The play goes out of its way to show itself as a non-source in the issue. Amidst the thick accented Indian convenience clerk and the girls converted to lesbians by attending a liberal university, Drew tells Parker not to draw too many conclusions about people based on the slight facts they know about them. The self satirizing ranges from abrasive to surprisingly clever. Waerlchli commendably places herself on the same block as her character. It generates a goofball momentum that moves so quickly that it's hard to notice that an event that caused a city to follow five days of fear with five months of outrage might not be funny.  

 

 

 

Still, it would have been nice to see a play that could shed light, even dimly, on a dark situation. Not just on the heroine or notorious starlet or monster or whatever Seiler has become, but on ourselves as well. ""Audrey Selier, Where Are You?"" targets everyone a demanding public viscerally wants to see targeted. Audrey Seiler takes ample blows, as does the news media.  

 

 

 

But no bite was taken out of the public, those who came to see the play, a response to the public's outcry was left out entirely.
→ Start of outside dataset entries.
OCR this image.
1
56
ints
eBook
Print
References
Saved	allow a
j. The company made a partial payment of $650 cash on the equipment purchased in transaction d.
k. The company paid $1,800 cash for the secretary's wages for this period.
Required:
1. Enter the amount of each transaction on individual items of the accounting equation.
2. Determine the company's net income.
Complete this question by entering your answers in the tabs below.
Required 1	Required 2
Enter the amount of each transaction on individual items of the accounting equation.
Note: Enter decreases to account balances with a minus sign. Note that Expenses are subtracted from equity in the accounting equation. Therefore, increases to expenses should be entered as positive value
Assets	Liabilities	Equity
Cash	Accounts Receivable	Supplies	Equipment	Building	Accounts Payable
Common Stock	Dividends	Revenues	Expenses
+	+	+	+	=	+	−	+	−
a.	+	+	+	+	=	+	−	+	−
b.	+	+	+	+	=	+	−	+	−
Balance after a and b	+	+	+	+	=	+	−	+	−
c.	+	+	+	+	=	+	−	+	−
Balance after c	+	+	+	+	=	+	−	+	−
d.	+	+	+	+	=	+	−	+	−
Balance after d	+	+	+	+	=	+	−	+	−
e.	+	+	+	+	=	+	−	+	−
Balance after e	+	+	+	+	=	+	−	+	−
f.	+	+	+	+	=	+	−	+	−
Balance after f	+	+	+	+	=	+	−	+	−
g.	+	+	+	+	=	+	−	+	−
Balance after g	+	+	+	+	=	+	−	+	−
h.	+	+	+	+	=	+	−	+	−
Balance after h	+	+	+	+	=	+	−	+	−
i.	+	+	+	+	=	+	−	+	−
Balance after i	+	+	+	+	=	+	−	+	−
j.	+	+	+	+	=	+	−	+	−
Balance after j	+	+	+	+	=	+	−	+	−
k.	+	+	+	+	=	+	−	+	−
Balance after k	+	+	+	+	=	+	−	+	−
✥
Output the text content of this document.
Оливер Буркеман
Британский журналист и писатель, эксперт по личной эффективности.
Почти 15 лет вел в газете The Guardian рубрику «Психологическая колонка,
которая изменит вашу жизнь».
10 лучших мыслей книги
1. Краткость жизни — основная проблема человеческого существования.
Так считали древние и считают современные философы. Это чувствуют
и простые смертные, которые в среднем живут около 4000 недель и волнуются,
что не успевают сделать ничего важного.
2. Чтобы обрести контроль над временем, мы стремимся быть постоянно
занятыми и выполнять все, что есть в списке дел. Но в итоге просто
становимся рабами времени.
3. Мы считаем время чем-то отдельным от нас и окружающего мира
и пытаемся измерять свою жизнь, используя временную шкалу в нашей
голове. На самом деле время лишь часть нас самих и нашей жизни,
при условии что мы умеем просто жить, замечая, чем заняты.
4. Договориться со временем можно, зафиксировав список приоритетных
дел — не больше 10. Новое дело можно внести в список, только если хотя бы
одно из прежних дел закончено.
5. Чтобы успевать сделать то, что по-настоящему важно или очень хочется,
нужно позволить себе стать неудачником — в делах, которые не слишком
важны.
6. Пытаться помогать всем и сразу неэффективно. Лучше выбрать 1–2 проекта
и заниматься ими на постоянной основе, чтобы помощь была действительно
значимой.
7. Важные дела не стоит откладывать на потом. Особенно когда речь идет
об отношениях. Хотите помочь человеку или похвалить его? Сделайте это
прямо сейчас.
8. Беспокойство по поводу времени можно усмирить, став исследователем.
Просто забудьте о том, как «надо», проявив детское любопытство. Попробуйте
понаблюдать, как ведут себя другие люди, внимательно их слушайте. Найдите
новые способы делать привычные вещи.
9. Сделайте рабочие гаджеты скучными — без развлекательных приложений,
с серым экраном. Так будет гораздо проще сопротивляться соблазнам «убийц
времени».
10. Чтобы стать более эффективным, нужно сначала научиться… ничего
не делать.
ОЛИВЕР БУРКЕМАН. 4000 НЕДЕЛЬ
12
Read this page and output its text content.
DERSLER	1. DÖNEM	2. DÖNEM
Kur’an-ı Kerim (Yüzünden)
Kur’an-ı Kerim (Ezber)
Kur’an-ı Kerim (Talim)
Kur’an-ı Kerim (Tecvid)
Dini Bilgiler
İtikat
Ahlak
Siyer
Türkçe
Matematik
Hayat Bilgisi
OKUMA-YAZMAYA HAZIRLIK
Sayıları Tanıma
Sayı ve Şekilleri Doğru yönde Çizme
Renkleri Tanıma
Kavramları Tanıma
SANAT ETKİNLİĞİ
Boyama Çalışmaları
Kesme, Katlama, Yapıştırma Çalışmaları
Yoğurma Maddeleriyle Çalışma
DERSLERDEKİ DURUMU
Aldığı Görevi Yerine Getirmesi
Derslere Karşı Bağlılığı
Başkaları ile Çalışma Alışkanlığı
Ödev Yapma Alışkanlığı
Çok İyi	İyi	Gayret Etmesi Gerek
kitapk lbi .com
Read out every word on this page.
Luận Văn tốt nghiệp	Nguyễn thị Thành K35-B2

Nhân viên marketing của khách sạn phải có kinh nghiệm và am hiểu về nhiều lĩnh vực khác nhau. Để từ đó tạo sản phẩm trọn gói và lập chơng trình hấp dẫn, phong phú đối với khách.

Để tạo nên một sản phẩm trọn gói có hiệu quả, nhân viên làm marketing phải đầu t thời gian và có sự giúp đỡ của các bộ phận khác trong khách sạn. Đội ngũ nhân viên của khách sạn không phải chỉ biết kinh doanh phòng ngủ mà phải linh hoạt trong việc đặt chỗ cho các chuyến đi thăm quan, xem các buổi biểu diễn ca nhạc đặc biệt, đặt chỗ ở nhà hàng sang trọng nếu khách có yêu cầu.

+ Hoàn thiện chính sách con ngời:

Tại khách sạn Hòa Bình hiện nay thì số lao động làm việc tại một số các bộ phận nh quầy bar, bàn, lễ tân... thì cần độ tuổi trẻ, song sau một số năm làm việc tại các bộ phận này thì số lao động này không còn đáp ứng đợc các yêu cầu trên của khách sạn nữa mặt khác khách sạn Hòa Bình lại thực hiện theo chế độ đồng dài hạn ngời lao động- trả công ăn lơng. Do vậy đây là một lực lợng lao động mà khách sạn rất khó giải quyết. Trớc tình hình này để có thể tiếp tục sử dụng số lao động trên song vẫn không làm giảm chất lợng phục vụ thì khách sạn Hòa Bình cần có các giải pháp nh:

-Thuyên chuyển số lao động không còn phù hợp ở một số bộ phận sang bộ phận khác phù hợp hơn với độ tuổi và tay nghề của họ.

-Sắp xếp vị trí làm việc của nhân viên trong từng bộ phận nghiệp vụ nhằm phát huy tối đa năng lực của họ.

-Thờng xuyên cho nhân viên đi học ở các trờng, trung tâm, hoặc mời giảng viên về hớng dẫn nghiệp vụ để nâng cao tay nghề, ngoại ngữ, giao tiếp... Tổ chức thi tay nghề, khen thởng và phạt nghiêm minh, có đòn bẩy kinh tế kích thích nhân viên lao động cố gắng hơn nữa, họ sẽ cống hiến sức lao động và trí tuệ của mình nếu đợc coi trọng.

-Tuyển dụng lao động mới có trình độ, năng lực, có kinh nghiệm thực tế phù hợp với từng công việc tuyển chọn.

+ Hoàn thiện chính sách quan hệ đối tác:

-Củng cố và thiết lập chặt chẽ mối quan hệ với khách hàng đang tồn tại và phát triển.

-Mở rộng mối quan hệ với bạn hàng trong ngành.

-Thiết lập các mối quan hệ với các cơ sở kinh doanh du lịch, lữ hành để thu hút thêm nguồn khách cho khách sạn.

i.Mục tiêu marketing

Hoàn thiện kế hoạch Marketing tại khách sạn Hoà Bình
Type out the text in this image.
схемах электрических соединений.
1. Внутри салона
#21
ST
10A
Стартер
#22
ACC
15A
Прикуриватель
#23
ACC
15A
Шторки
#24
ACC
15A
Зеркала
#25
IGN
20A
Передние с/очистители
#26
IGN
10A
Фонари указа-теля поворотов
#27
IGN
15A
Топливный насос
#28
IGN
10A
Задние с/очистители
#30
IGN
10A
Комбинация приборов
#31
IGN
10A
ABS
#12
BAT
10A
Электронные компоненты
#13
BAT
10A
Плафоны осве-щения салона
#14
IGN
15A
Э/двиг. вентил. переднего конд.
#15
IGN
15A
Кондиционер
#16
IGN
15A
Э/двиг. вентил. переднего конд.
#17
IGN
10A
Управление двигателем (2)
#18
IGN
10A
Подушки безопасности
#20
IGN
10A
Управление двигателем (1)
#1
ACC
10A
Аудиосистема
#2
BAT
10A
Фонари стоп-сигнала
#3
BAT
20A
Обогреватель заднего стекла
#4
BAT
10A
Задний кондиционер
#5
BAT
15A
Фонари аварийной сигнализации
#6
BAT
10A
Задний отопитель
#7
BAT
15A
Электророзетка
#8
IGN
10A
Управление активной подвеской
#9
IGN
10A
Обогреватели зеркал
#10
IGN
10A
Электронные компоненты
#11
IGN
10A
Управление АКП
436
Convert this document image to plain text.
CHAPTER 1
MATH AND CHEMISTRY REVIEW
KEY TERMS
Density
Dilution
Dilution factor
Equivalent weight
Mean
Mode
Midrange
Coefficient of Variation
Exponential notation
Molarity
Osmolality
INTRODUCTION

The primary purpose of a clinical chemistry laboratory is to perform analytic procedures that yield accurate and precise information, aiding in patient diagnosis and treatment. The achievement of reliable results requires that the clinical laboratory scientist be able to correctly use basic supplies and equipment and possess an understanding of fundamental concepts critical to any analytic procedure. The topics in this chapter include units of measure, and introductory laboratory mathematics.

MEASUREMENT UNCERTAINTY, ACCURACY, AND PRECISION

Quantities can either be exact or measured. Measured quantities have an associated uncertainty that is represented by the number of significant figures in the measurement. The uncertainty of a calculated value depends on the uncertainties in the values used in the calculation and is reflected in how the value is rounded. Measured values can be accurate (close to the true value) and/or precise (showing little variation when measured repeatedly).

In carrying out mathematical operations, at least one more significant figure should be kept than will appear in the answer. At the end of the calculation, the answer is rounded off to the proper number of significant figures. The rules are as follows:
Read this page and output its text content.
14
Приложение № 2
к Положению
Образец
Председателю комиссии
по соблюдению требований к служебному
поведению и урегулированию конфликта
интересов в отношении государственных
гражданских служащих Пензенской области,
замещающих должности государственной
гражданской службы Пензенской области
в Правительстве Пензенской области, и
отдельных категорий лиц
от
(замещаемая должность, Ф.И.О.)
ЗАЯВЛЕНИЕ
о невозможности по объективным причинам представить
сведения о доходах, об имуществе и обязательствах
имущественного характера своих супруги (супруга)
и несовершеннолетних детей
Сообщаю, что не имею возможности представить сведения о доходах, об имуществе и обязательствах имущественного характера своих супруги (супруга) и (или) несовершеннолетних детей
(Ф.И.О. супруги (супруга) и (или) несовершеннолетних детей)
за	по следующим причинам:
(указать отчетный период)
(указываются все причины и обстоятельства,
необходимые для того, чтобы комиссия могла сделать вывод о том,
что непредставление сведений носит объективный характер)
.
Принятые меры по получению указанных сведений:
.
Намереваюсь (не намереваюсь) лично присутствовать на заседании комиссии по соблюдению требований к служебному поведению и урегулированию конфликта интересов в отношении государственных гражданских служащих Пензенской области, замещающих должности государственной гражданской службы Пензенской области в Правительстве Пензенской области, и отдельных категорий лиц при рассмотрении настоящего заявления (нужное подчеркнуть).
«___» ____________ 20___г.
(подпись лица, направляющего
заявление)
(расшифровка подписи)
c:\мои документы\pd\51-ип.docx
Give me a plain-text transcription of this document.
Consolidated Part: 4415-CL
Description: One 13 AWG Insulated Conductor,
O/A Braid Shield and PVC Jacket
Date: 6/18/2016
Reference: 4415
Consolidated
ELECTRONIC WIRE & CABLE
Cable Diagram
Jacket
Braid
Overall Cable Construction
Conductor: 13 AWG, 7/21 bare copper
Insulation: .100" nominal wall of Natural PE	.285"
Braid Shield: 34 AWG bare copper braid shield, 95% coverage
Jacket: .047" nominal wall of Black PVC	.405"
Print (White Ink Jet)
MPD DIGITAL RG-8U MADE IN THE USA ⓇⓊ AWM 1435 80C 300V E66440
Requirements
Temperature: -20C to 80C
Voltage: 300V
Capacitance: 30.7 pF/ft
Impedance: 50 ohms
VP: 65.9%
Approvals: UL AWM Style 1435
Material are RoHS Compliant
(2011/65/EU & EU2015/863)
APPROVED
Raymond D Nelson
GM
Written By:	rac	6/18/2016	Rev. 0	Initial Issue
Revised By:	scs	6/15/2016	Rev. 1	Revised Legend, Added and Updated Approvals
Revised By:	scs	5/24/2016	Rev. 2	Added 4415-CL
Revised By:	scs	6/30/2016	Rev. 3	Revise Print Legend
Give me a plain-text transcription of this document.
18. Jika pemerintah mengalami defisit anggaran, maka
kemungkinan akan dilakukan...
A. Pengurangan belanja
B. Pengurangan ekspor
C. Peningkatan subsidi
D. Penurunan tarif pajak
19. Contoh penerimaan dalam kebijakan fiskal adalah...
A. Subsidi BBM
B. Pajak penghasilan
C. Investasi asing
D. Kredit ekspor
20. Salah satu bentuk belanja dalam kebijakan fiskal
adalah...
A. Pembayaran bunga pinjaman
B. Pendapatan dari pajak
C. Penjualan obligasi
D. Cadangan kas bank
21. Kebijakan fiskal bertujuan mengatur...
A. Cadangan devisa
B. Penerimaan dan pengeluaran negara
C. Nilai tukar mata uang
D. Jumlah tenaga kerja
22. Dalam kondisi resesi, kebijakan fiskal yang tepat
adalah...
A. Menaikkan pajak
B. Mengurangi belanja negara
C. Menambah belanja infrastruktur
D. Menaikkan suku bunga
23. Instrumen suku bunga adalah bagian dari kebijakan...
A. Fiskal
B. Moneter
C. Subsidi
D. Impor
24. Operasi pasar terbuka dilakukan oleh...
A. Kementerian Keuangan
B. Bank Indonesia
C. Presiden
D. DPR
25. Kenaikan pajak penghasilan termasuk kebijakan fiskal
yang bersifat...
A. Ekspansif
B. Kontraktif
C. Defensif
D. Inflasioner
And that's the great untold joke in ""Audrey Seiler, Where Are You?""-that this play is what became of all the compassion we showed once we found it was in vain. 

 

 

 

But judged on what it is, and not what it could have been, ""Audrey Seiler, Where Are You?"" would make a great ""I Love Lucy"" episode. In between rare missed jokes and an oddly misplaced critique of the Bush administration, there is a laudible first effort here.  

 

 

 

But most of all, it's a play with just enough venom for Ms. Seiler to pacify an audience still eager to dish it out, although most of them would be just as happy to see ""Audrey Seiler vs. Predator.""  

 

 

 

""Audrey Seiler, Where Are You"" is playing at the Broom Street Theatre, located at 1119 Williamson St.